(Reuters) – Auto retail sales in the United States are beginning to recover from a massive slump in March due to the outbreak of the coronavirus and nationwide stay-at-home orders, according to analysts at research firm J.D. Power on Wednesday.
FILE PHOTO: Automobiles are shown for sale at a car dealership in Carlsbad, California, U.S. May 2, 2016. REUTERS/Mike Blake/File Photo
Retail sales stabilized during the first two weeks of April and are now showing signs of recovery, the analysts said.
J.D. Power, which receives extensive sales data from U.S. auto dealerships, compares actual sales to its pre-virus forecast for the industry.
“For the week ending April 19, retail sales were down 48% from the pre-virus forecast, an improvement of 3 percentage points from the week ending April 12,” J.D. Power analyst Tyson Jominy said. Around 300,000 new vehicles were sold during the first 19 days of April.
During March, sales in some areas with high infection rates, such as New York, declined by as much as 80%, the firm’s data showed.
But throughout the crisis, light duty pickup trucks proved the most resilient, with sales down only 16%. That is a boon to U.S. carmakers whose production plans show a growing reliance on ever-larger gas-powered vehicles which they can sell at higher profits.
The analysts on Wednesday said sales in May would be critical for the auto industry, with several states relaxing stay-at-home restrictions and pent-up consumer demand flooding in to vehicle sales.

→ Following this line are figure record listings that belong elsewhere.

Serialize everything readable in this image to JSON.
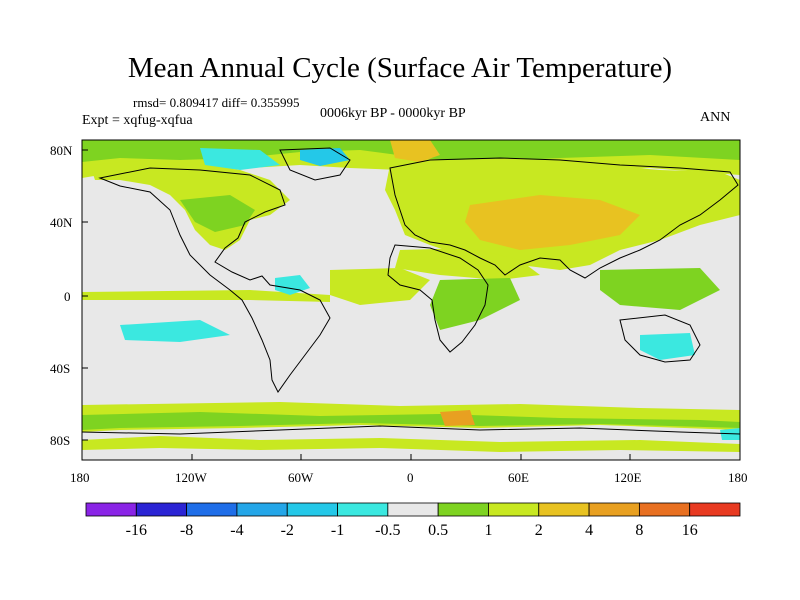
{
  "title": "Mean Annual Cycle (Surface Air Temperature)",
  "stats": "rmsd= 0.809417 diff= 0.355995",
  "expt": "Expt = xqfug-xqfua",
  "period": "0006kyr BP - 0000kyr BP",
  "season": "ANN",
  "lat_labels": [
    "80N",
    "40N",
    "0",
    "40S",
    "80S"
  ],
  "lon_labels": [
    "180",
    "120W",
    "60W",
    "0",
    "60E",
    "120E",
    "180"
  ],
  "colorbar": {
    "labels": [
      "-16",
      "-8",
      "-4",
      "-2",
      "-1",
      "-0.5",
      "0.5",
      "1",
      "2",
      "4",
      "8",
      "16"
    ],
    "colors": [
      "#8a24e6",
      "#2b24d4",
      "#1f6ee8",
      "#24a6e8",
      "#24c8e8",
      "#3be8e0",
      "#e8e8e8",
      "#7ed321",
      "#c8e821",
      "#e8c221",
      "#e8a021",
      "#e87021",
      "#e83a21"
    ]
  },
  "colors": {
    "land_positive": "#c8e821",
    "warm": "#e8c221",
    "hot": "#e8a021",
    "cool": "#3be8e0",
    "neutral": "#e8e8e8",
    "green": "#7ed321"
  }
}
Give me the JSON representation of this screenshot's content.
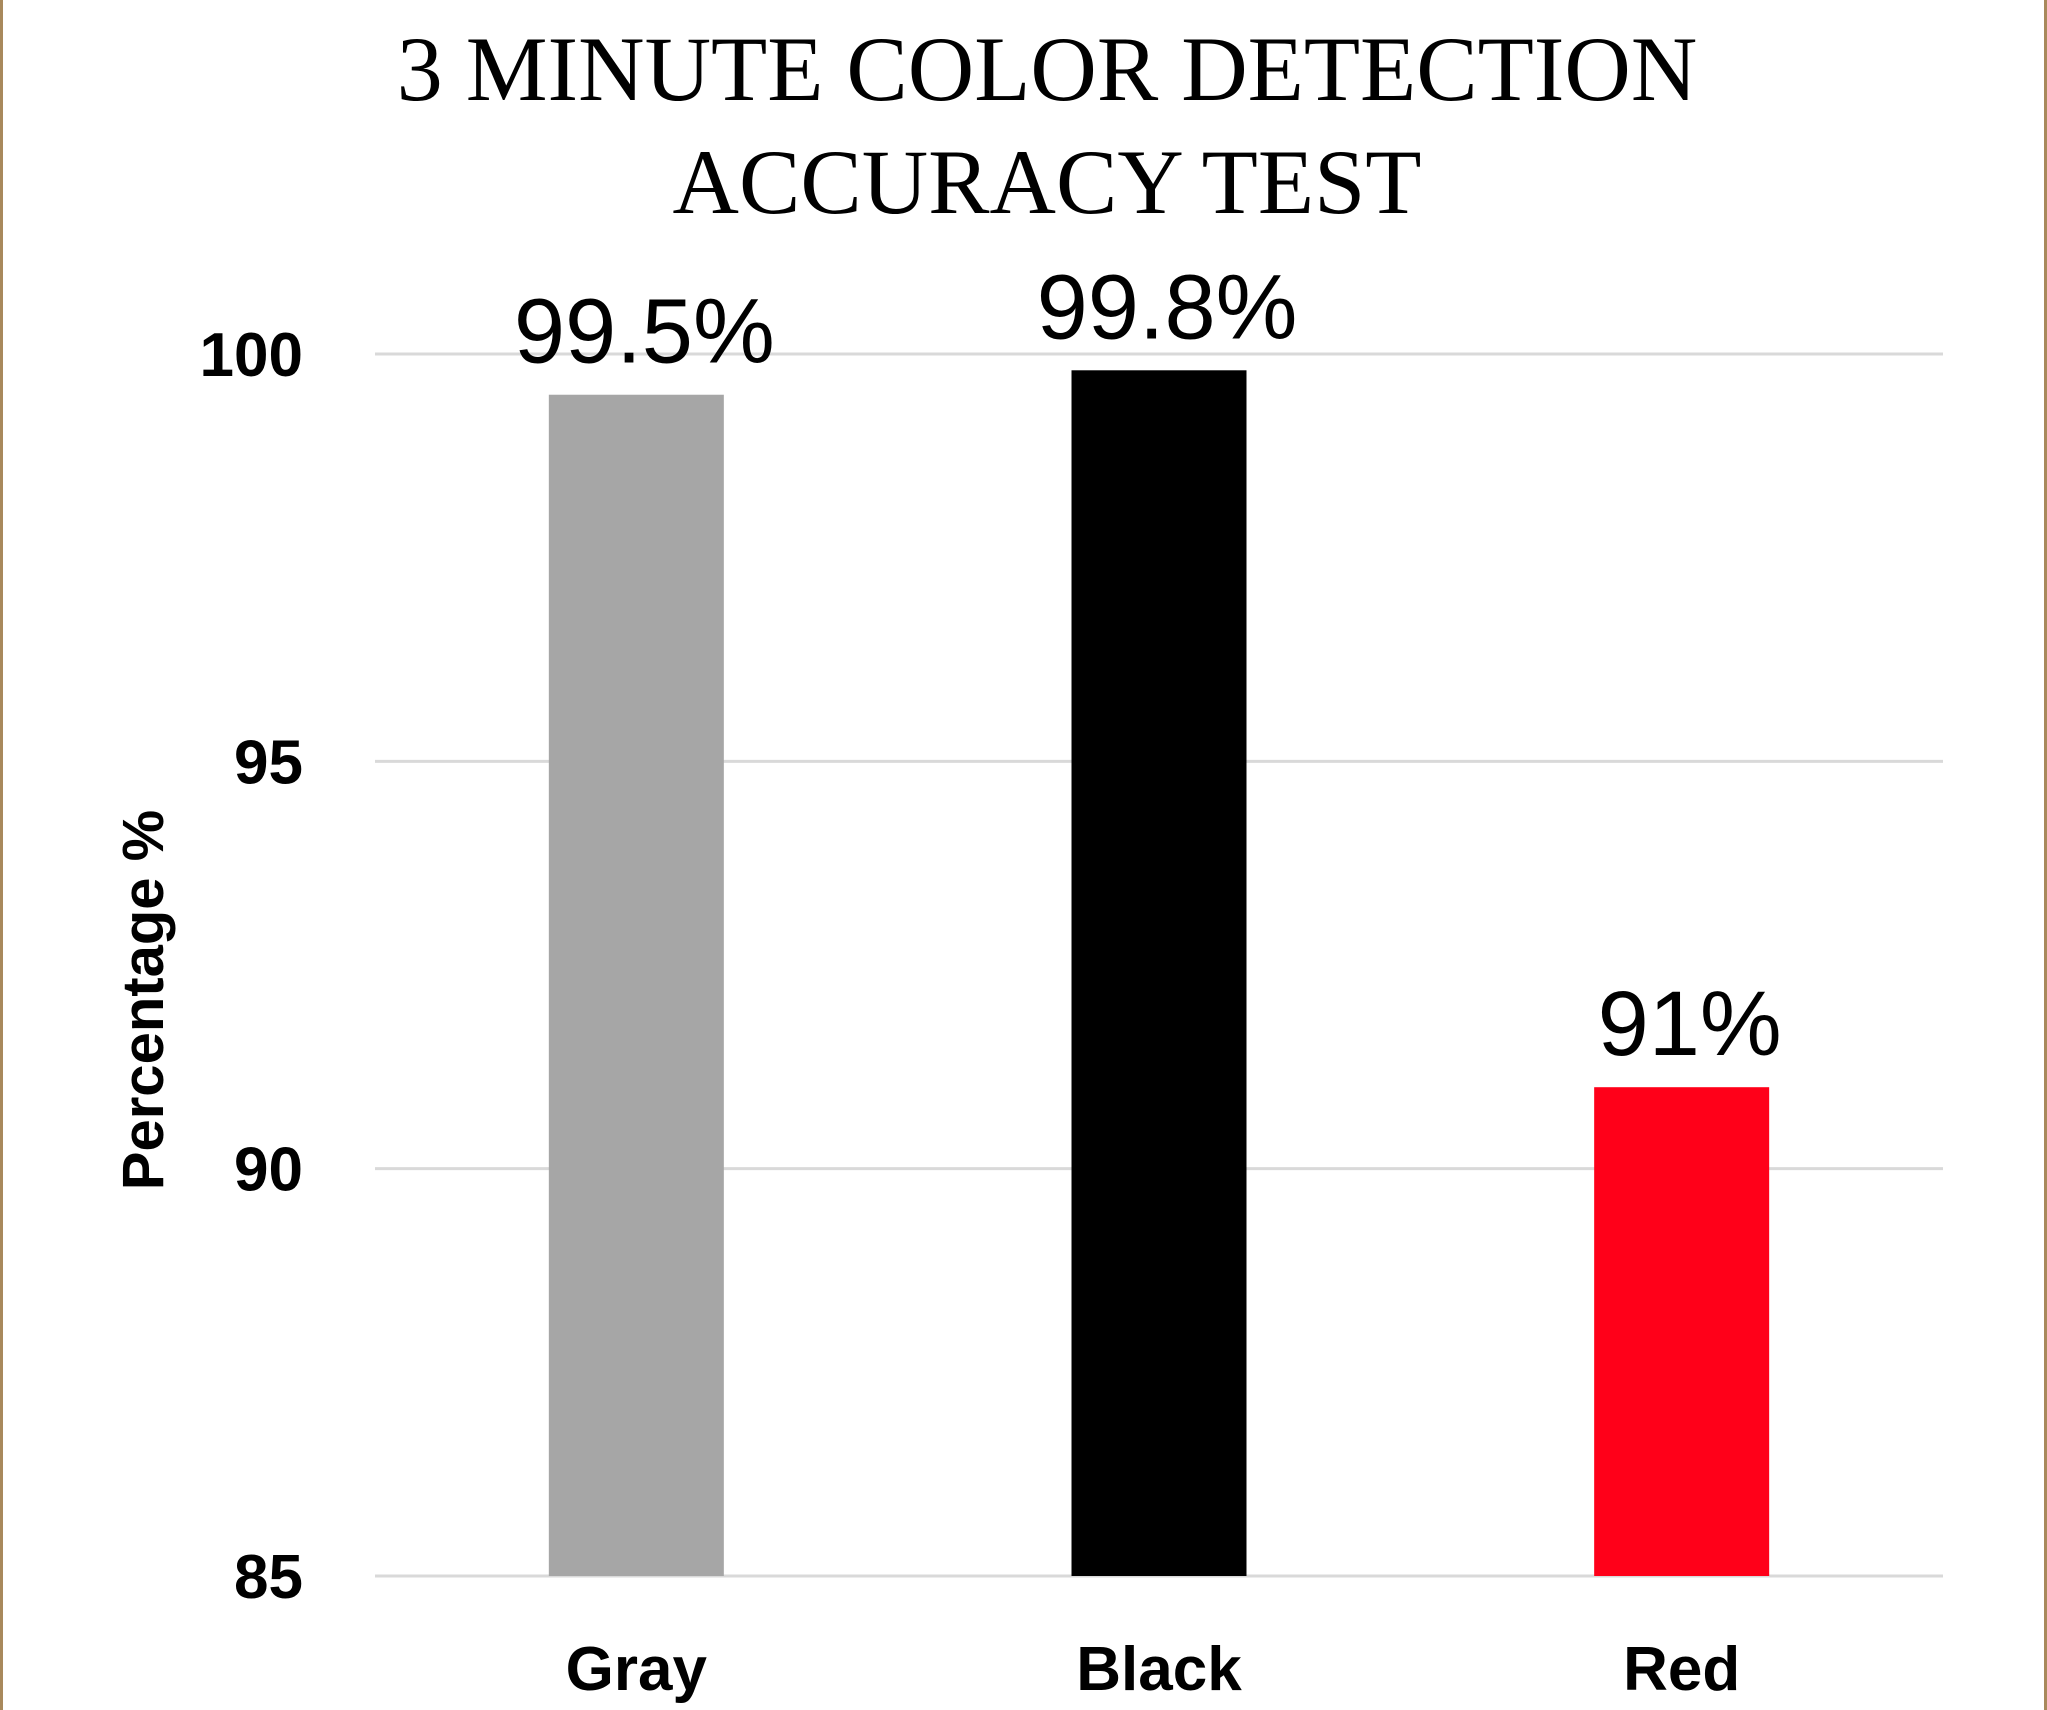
{
  "chart_data": {
    "type": "bar",
    "title_lines": [
      "3 MINUTE COLOR DETECTION",
      "ACCURACY TEST"
    ],
    "ylabel": "Percentage %",
    "xlabel": "",
    "categories": [
      "Gray",
      "Black",
      "Red"
    ],
    "values": [
      99.5,
      99.8,
      91
    ],
    "data_labels": [
      "99.5%",
      "99.8%",
      "91%"
    ],
    "bar_colors": [
      "#a6a6a6",
      "#000000",
      "#ff0019"
    ],
    "ylim": [
      85,
      100
    ],
    "yticks": [
      85,
      90,
      95,
      100
    ],
    "ytick_labels": [
      "85",
      "90",
      "95",
      "100"
    ],
    "grid": true,
    "gridline_color": "#d9d9d9",
    "legend": "none"
  }
}
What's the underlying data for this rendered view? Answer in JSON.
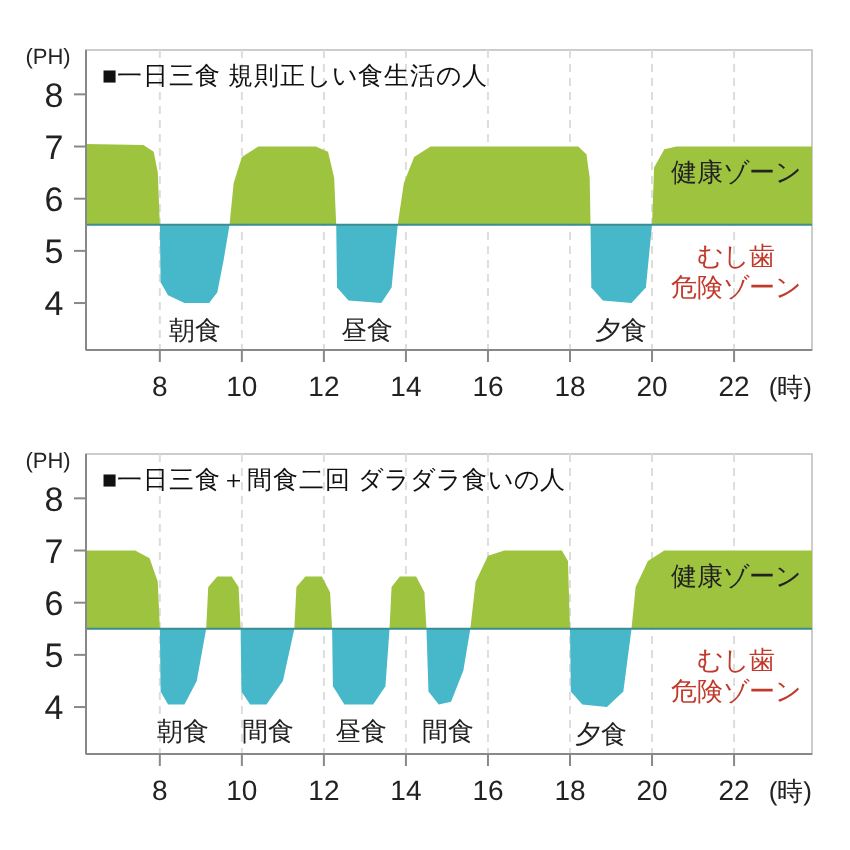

Sales could also get a boost from incentives doled out by most carmakers to entice purchases. Many automakers, including Detroit’s General Motors Co (GM.N), Ford Motor Co (F.N) and Fiat Chrysler Automobiles NV (FCHA.MI) (FCAU.N), offer 0% financing rates and deferred payment options for new car purchases.
Due to the incentive offers, Americans are taking out larger loans, according to J.D. Power, with the average loan amount increasing by $2,900 in the first two weeks of April compared with March.
U.S. auto loans have been climbing at a steady rate since 2011 and were up $16 billion in the fourth quarter of 2019 to $1.33 trillion (1 trillion pounds) nationwide, according to data by the New York Federal Reserve.